Rob no tenía dinero para comprarle a Barber un regalo de cumpleaños pero un día, a última hora de la tarde, sus ojos reconocieron una planta al pasar junto a un campo. A la mañana siguiente, salió a hurtadillas del carromato, caminó media hora hasta el campo y recogió una buena cantidad plantas. El día del cumpleaños de Barber, Rob le regaló un gran ramo de verdolaga, la hierba para las fiebres, que aquel recibió con evidente placer.

En su espectáculo se notaba que estaban bien avenidos. Cada uno anticipaba lo que haría el otro, y su representación adquirió brillo y agudeza, despertando espléndidos aplausos. Rob tenía ensueños en los que veía a sus hermanos entre los espectadores; imaginaba el orgullo y el asombro de Anne Mary y de Samuel Edward al ver a su hermano mayor hacer pases mágicos y malabarismos con cinco pelotas.

Habrán crecido, se dijo. ¿Lo recordaría Anne Mary? ¿Seguiría siendo indómito Samuel Edward? Y seguramente Jonathan Carter sabía andar y hará como un hombrecito hecho y derecho.

A un aprendiz le era imposible insinuarle a su amo a donde debía dirigir caballo, pero en Nottingham encontró la oportunidad de consultar el mapa de Barber, y vio que estaban en el mismísimo corazón de la isla inglesa. Para llegar a Londres tendrían que continuar al sur, pero también desviarse al este. Memorizó los nombres y emplazamientos de las ciudades, para saber si estaban viajando hacia donde tan desesperadamente deseaba ir.

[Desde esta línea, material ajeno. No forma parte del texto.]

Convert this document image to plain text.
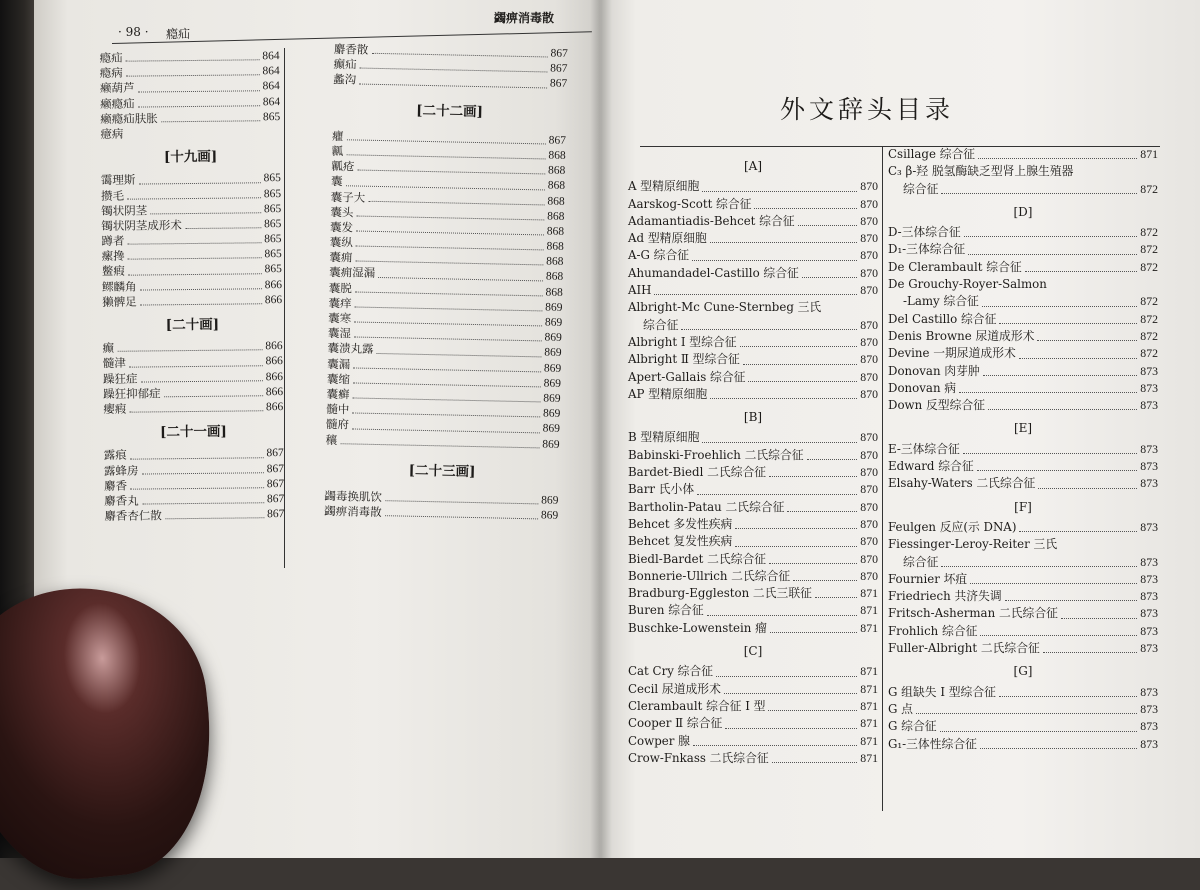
· 98 · 瘾疝
蠲痹消毒散
瘾疝	864
瘾病	864
癞葫芦	864
癞瘾疝	864
癞瘾疝肤胀	865
癔病
[十九画]
霭理斯	865
攒毛	865
镯状阴茎	865
镯状阴茎成形术	865
蹲者	865
瘰搀	865
鳖瘕	865
鳏麟角	866
獭髀足	866
[二十画]
癫	866
髓津	866
躁狂症	866
躁狂抑郁症	866
瘿瘕	866
[二十一画]
露痕	867
露蜂房	867
麝香	867
麝香丸	867
麝香杏仁散	867
麝香散	867
癫疝	867
蠡沟	867
[二十二画]
癯	867
瓤	868
瓤疮	868
囊	868
囊子大	868
囊头	868
囊发	868
囊纵	868
囊痈	868
囊痈湿漏	868
囊脱	868
囊痒	869
囊寒	869
囊湿	869
囊溃丸露	869
囊漏	869
囊缩	869
囊癣	869
髓中	869
髓府	869
穰	869
[二十三画]
蠲毒换肌饮	869
蠲痹消毒散	869
外文辞头目录
[A]
A 型精原细胞	870
Aarskog-Scott 综合征	870
Adamantiadis-Behcet 综合征	870
Ad 型精原细胞	870
A-G 综合征	870
Ahumandadel-Castillo 综合征	870
AIH	870
Albright-Mc Cune-Sternbeg 三氏
综合征	870
Albright Ⅰ 型综合征	870
Albright Ⅱ 型综合征	870
Apert-Gallais 综合征	870
AP 型精原细胞	870
[B]
B 型精原细胞	870
Babinski-Froehlich 二氏综合征	870
Bardet-Biedl 二氏综合征	870
Barr 氏小体	870
Bartholin-Patau 二氏综合征	870
Behcet 多发性疾病	870
Behcet 复发性疾病	870
Biedl-Bardet 二氏综合征	870
Bonnerie-Ullrich 二氏综合征	870
Bradburg-Eggleston 二氏三联征	871
Buren 综合征	871
Buschke-Lowenstein 瘤	871
[C]
Cat Cry 综合征	871
Cecil 尿道成形术	871
Clerambault 综合征 Ⅰ 型	871
Cooper Ⅱ 综合征	871
Cowper 腺	871
Crow-Fnkass 二氏综合征	871
Csillage 综合征	871
C₃ β-羟 脱氢酶缺乏型肾上腺生殖器
综合征	872
[D]
D-三体综合征	872
D₁-三体综合征	872
De Clerambault 综合征	872
De Grouchy-Royer-Salmon
-Lamy 综合征	872
Del Castillo 综合征	872
Denis Browne 尿道成形术	872
Devine 一期尿道成形术	872
Donovan 肉芽肿	873
Donovan 病	873
Down 反型综合征	873
[E]
E-三体综合征	873
Edward 综合征	873
Elsahy-Waters 二氏综合征	873
[F]
Feulgen 反应(示 DNA)	873
Fiessinger-Leroy-Reiter 三氏
综合征	873
Fournier 坏疽	873
Friedriech 共济失调	873
Fritsch-Asherman 二氏综合征	873
Frohlich 综合征	873
Fuller-Albright 二氏综合征	873
[G]
G 组缺失 Ⅰ 型综合征	873
G 点	873
G 综合征	873
G₁-三体性综合征	873
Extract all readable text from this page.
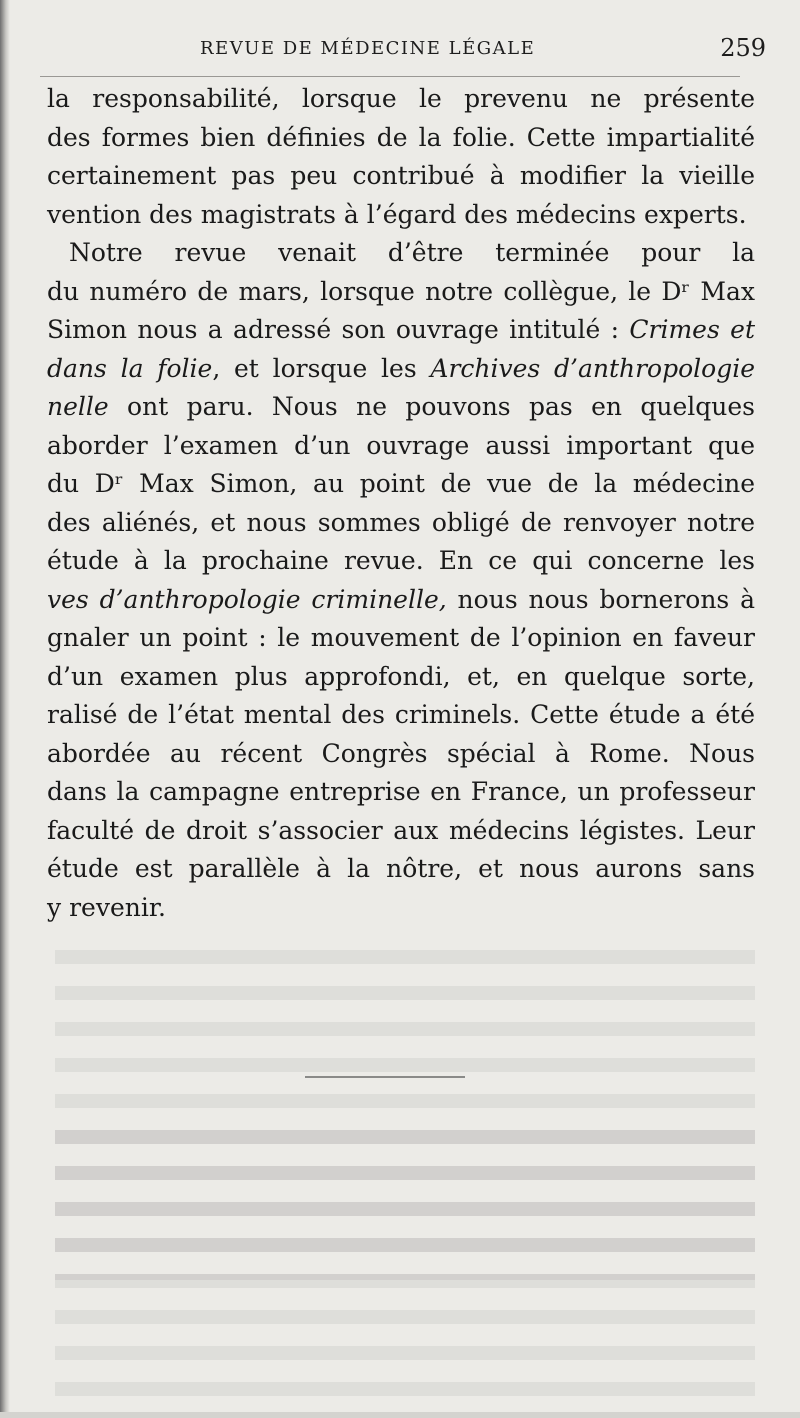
REVUE DE MÉDECINE LÉGALE	259
la responsabilité, lorsque le prevenu ne présente
des formes bien définies de la folie. Cette impartialité
certainement pas peu contribué à modifier la vieille
vention des magistrats à l’égard des médecins experts.
Notre revue venait d’être terminée pour la
du numéro de mars, lorsque notre collègue, le Dʳ Max
Simon nous a adressé son ouvrage intitulé : Crimes et
dans la folie, et lorsque les Archives d’anthropologie
nelle ont paru. Nous ne pouvons pas en quelques
aborder l’examen d’un ouvrage aussi important que
du Dʳ Max Simon, au point de vue de la médecine
des aliénés, et nous sommes obligé de renvoyer notre
étude à la prochaine revue. En ce qui concerne les
ves d’anthropologie criminelle, nous nous bornerons à
gnaler un point : le mouvement de l’opinion en faveur
d’un examen plus approfondi, et, en quelque sorte,
ralisé de l’état mental des criminels. Cette étude a été
abordée au récent Congrès spécial à Rome. Nous
dans la campagne entreprise en France, un professeur
faculté de droit s’associer aux médecins légistes. Leur
étude est parallèle à la nôtre, et nous aurons sans
y revenir.
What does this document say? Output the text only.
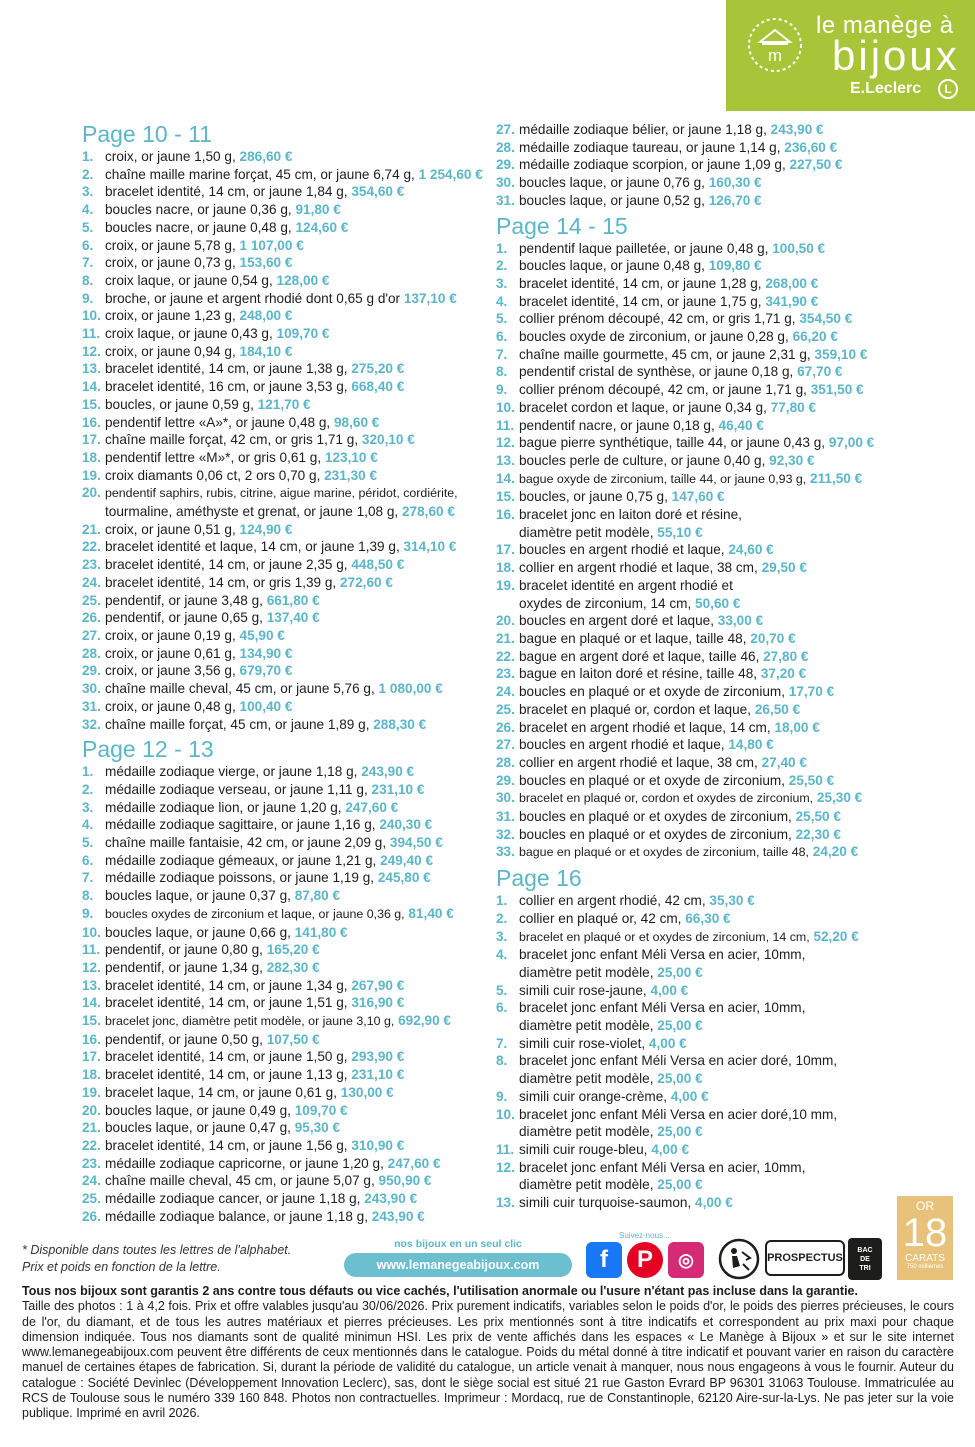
m
le manège à
bijoux
E.Leclerc	L
Page 10 - 11
1. croix, or jaune 1,50 g, 286,60 €
2. chaîne maille marine forçat, 45 cm, or jaune 6,74 g, 1 254,60 €
3. bracelet identité, 14 cm, or jaune 1,84 g, 354,60 €
4. boucles nacre, or jaune 0,36 g, 91,80 €
5. boucles nacre, or jaune 0,48 g, 124,60 €
6. croix, or jaune 5,78 g, 1 107,00 €
7. croix, or jaune 0,73 g, 153,60 €
8. croix laque, or jaune 0,54 g, 128,00 €
9. broche, or jaune et argent rhodié dont 0,65 g d'or 137,10 €
10. croix, or jaune 1,23 g, 248,00 €
11. croix laque, or jaune 0,43 g, 109,70 €
12. croix, or jaune 0,94 g, 184,10 €
13. bracelet identité, 14 cm, or jaune 1,38 g, 275,20 €
14. bracelet identité, 16 cm, or jaune 3,53 g, 668,40 €
15. boucles, or jaune 0,59 g, 121,70 €
16. pendentif lettre «A»*, or jaune 0,48 g, 98,60 €
17. chaîne maille forçat, 42 cm, or gris 1,71 g, 320,10 €
18. pendentif lettre «M»*, or gris 0,61 g, 123,10 €
19. croix diamants 0,06 ct, 2 ors 0,70 g, 231,30 €
20. pendentif saphirs, rubis, citrine, aigue marine, péridot, cordiérite,
tourmaline, améthyste et grenat, or jaune 1,08 g, 278,60 €
21. croix, or jaune 0,51 g, 124,90 €
22. bracelet identité et laque, 14 cm, or jaune 1,39 g, 314,10 €
23. bracelet identité, 14 cm, or jaune 2,35 g, 448,50 €
24. bracelet identité, 14 cm, or gris 1,39 g, 272,60 €
25. pendentif, or jaune 3,48 g, 661,80 €
26. pendentif, or jaune 0,65 g, 137,40 €
27. croix, or jaune 0,19 g, 45,90 €
28. croix, or jaune 0,61 g, 134,90 €
29. croix, or jaune 3,56 g, 679,70 €
30. chaîne maille cheval, 45 cm, or jaune 5,76 g, 1 080,00 €
31. croix, or jaune 0,48 g, 100,40 €
32. chaîne maille forçat, 45 cm, or jaune 1,89 g, 288,30 €
Page 12 - 13
1. médaille zodiaque vierge, or jaune 1,18 g, 243,90 €
2. médaille zodiaque verseau, or jaune 1,11 g, 231,10 €
3. médaille zodiaque lion, or jaune 1,20 g, 247,60 €
4. médaille zodiaque sagittaire, or jaune 1,16 g, 240,30 €
5. chaîne maille fantaisie, 42 cm, or jaune 2,09 g, 394,50 €
6. médaille zodiaque gémeaux, or jaune 1,21 g, 249,40 €
7. médaille zodiaque poissons, or jaune 1,19 g, 245,80 €
8. boucles laque, or jaune 0,37 g, 87,80 €
9. boucles oxydes de zirconium et laque, or jaune 0,36 g, 81,40 €
10. boucles laque, or jaune 0,66 g, 141,80 €
11. pendentif, or jaune 0,80 g, 165,20 €
12. pendentif, or jaune 1,34 g, 282,30 €
13. bracelet identité, 14 cm, or jaune 1,34 g, 267,90 €
14. bracelet identité, 14 cm, or jaune 1,51 g, 316,90 €
15. bracelet jonc, diamètre petit modèle, or jaune 3,10 g, 692,90 €
16. pendentif, or jaune 0,50 g, 107,50 €
17. bracelet identité, 14 cm, or jaune 1,50 g, 293,90 €
18. bracelet identité, 14 cm, or jaune 1,13 g, 231,10 €
19. bracelet laque, 14 cm, or jaune 0,61 g, 130,00 €
20. boucles laque, or jaune 0,49 g, 109,70 €
21. boucles laque, or jaune 0,47 g, 95,30 €
22. bracelet identité, 14 cm, or jaune 1,56 g, 310,90 €
23. médaille zodiaque capricorne, or jaune 1,20 g, 247,60 €
24. chaîne maille cheval, 45 cm, or jaune 5,07 g, 950,90 €
25. médaille zodiaque cancer, or jaune 1,18 g, 243,90 €
26. médaille zodiaque balance, or jaune 1,18 g, 243,90 €
27. médaille zodiaque bélier, or jaune 1,18 g, 243,90 €
28. médaille zodiaque taureau, or jaune 1,14 g, 236,60 €
29. médaille zodiaque scorpion, or jaune 1,09 g, 227,50 €
30. boucles laque, or jaune 0,76 g, 160,30 €
31. boucles laque, or jaune 0,52 g, 126,70 €
Page 14 - 15
1. pendentif laque pailletée, or jaune 0,48 g, 100,50 €
2. boucles laque, or jaune 0,48 g, 109,80 €
3. bracelet identité, 14 cm, or jaune 1,28 g, 268,00 €
4. bracelet identité, 14 cm, or jaune 1,75 g, 341,90 €
5. collier prénom découpé, 42 cm, or gris 1,71 g, 354,50 €
6. boucles oxyde de zirconium, or jaune 0,28 g, 66,20 €
7. chaîne maille gourmette, 45 cm, or jaune 2,31 g, 359,10 €
8. pendentif cristal de synthèse, or jaune 0,18 g, 67,70 €
9. collier prénom découpé, 42 cm, or jaune 1,71 g, 351,50 €
10. bracelet cordon et laque, or jaune 0,34 g, 77,80 €
11. pendentif nacre, or jaune 0,18 g, 46,40 €
12. bague pierre synthétique, taille 44, or jaune 0,43 g, 97,00 €
13. boucles perle de culture, or jaune 0,40 g, 92,30 €
14. bague oxyde de zirconium, taille 44, or jaune 0,93 g, 211,50 €
15. boucles, or jaune 0,75 g, 147,60 €
16. bracelet jonc en laiton doré et résine,
diamètre petit modèle, 55,10 €
17. boucles en argent rhodié et laque, 24,60 €
18. collier en argent rhodié et laque, 38 cm, 29,50 €
19. bracelet identité en argent rhodié et
oxydes de zirconium, 14 cm, 50,60 €
20. boucles en argent doré et laque, 33,00 €
21. bague en plaqué or et laque, taille 48, 20,70 €
22. bague en argent doré et laque, taille 46, 27,80 €
23. bague en laiton doré et résine, taille 48, 37,20 €
24. boucles en plaqué or et oxyde de zirconium, 17,70 €
25. bracelet en plaqué or, cordon et laque, 26,50 €
26. bracelet en argent rhodié et laque, 14 cm, 18,00 €
27. boucles en argent rhodié et laque, 14,80 €
28. collier en argent rhodié et laque, 38 cm, 27,40 €
29. boucles en plaqué or et oxyde de zirconium, 25,50 €
30. bracelet en plaqué or, cordon et oxydes de zirconium, 25,30 €
31. boucles en plaqué or et oxydes de zirconium, 25,50 €
32. boucles en plaqué or et oxydes de zirconium, 22,30 €
33. bague en plaqué or et oxydes de zirconium, taille 48, 24,20 €
Page 16
1. collier en argent rhodié, 42 cm, 35,30 €
2. collier en plaqué or, 42 cm, 66,30 €
3. bracelet en plaqué or et oxydes de zirconium, 14 cm, 52,20 €
4. bracelet jonc enfant Méli Versa en acier, 10mm,
diamètre petit modèle, 25,00 €
5. simili cuir rose-jaune, 4,00 €
6. bracelet jonc enfant Méli Versa en acier, 10mm,
diamètre petit modèle, 25,00 €
7. simili cuir rose-violet, 4,00 €
8. bracelet jonc enfant Méli Versa en acier doré, 10mm,
diamètre petit modèle, 25,00 €
9. simili cuir orange-crème, 4,00 €
10. bracelet jonc enfant Méli Versa en acier doré,10 mm,
diamètre petit modèle, 25,00 €
11. simili cuir rouge-bleu, 4,00 €
12. bracelet jonc enfant Méli Versa en acier, 10mm,
diamètre petit modèle, 25,00 €
13. simili cuir turquoise-saumon, 4,00 €
* Disponible dans toutes les lettres de l'alphabet.
Prix et poids en fonction de la lettre.
nos bijoux en un seul clic
www.lemanegeabijoux.com
Suivez-nous...
f	P	◎	PROSPECTUS
BAC
DE
TRI
OR
18
CARATS
750 millièmes

Tous nos bijoux sont garantis 2 ans contre tous défauts ou vice cachés, l'utilisation anormale ou l'usure n'étant pas incluse dans la garantie.

Taille des photos : 1 à 4,2 fois. Prix et offre valables jusqu'au 30/06/2026. Prix purement indicatifs, variables selon le poids d'or, le poids des pierres précieuses, le cours de l'or, du diamant, et de tous les autres matériaux et pierres précieuses. Les prix mentionnés sont à titre indicatifs et correspondent au prix maxi pour chaque dimension indiquée. Tous nos diamants sont de qualité minimun HSI. Les prix de vente affichés dans les espaces « Le Manège à Bijoux » et sur le site internet www.lemanegeabijoux.com peuvent être différents de ceux mentionnés dans le catalogue. Poids du métal donné à titre indicatif et pouvant varier en raison du caractère manuel de certaines étapes de fabrication. Si, durant la période de validité du catalogue, un article venait à manquer, nous nous engageons à vous le fournir. Auteur du catalogue : Société Devinlec (Développement Innovation Leclerc), sas, dont le siège social est situé 21 rue Gaston Evrard BP 96301 31063 Toulouse. Immatriculée au RCS de Toulouse sous le numéro 339 160 848. Photos non contractuelles. Imprimeur : Mordacq, rue de Constantinople, 62120 Aire-sur-la-Lys. Ne pas jeter sur la voie publique. Imprimé en avril 2026.
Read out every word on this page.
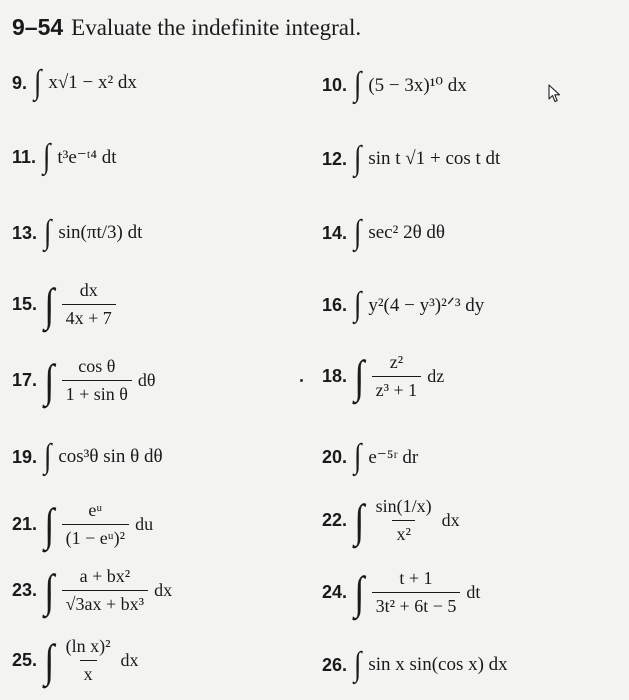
9–54 Evaluate the indefinite integral.
9. ∫ x√1 − x² dx
11. ∫ t³e⁻ᵗ⁴ dt
13. ∫ sin(πt/3) dt
15. ∫ $\frac{dx}{4x + 7}$
17. ∫ $\frac{\text{cos θ}}{\text{1 + sin θ}}$ dθ
19. ∫ cos³θ sin θ dθ
21. ∫ $\frac{\text{eᵘ}}{\text{(1 − eᵘ)²}}$ du
23. ∫ $\frac{\text{a + bx²}}{\text{√3ax + bx³}}$ dx
25. ∫ $\frac{\text{(ln x)²}}{x}$ dx
10. ∫ (5 − 3x)¹⁰ dx
12. ∫ sin t √1 + cos t dt
14. ∫ sec² 2θ dθ
16. ∫ y²(4 − y³)²ᐟ³ dy
18. ∫ $\frac{\text{z²}}{\text{z³ + 1}}$ dz
20. ∫ e⁻⁵ʳ dr
22. ∫ $\frac{\sin(1/x)}{\text{x²}}$ dx
24. ∫ $\frac{t + 1}{\text{3t² + 6t − 5}}$ dt
26. ∫ sin x sin(cos x) dx
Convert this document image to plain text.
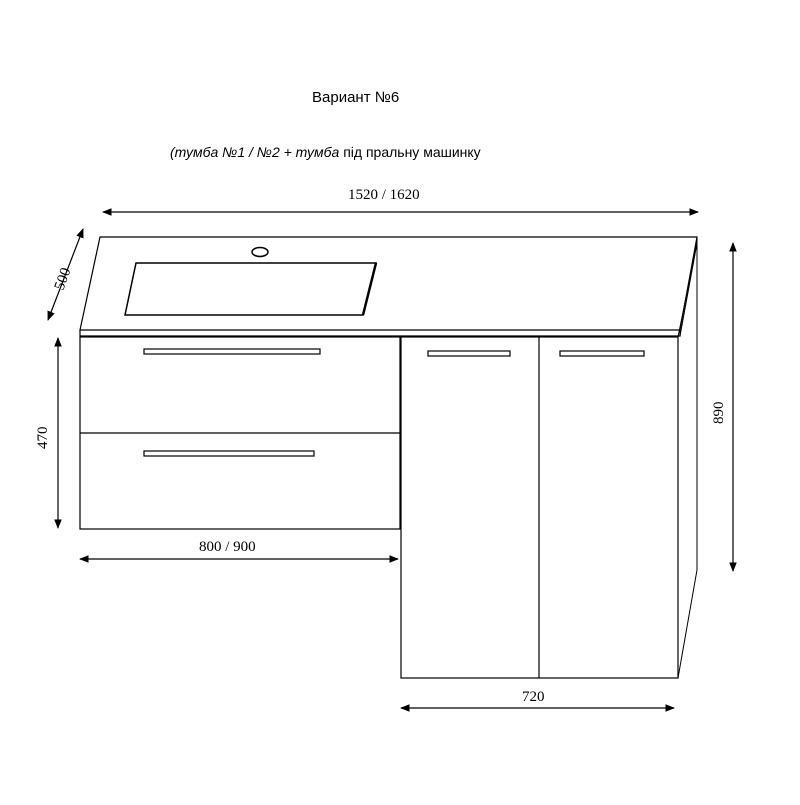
1520 / 1620
500
470
890
800 / 900
720
Вариант №6
(тумба №1 / №2 + тумба під пральну машинку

En Leicester, un granjero que picaba una roca en su campo, había desenterrado un sarcófago. Cavó a su alrededor, pero era demasiado pesado para que él lo levantara, y su fondo permaneció aferrado a la tierra como un canto rodado.

—El duque enviará hombres y animales para sacarlo y se lo llevará a su castillo —les dijo orgulloso el pequeño terrateniente.

En el mármol de grueso grano blanco había una inscripción:

DIIS MABUS. VIVIO MARCIANO MILITI LEGIONIS SECUNDAE AUGUSTAE. IANUARIA MARINA CONJUNX PIENTISSIMA POSUIT MEMORIAM.

—«A los dioses del mundo de los muertos —tradujo Barber—. Para Vivio Marciano, soldado de la Segunda Legión de Augusto. En el mes de enero, su devota esposa Marina instaló este sepulcro.»

Se miraron.

—Me pregunto qué le ocurrió a la muñequita Marina después de enterrarlo, pues estaba a gran distancia de su casa —dijo razonablemente Barber.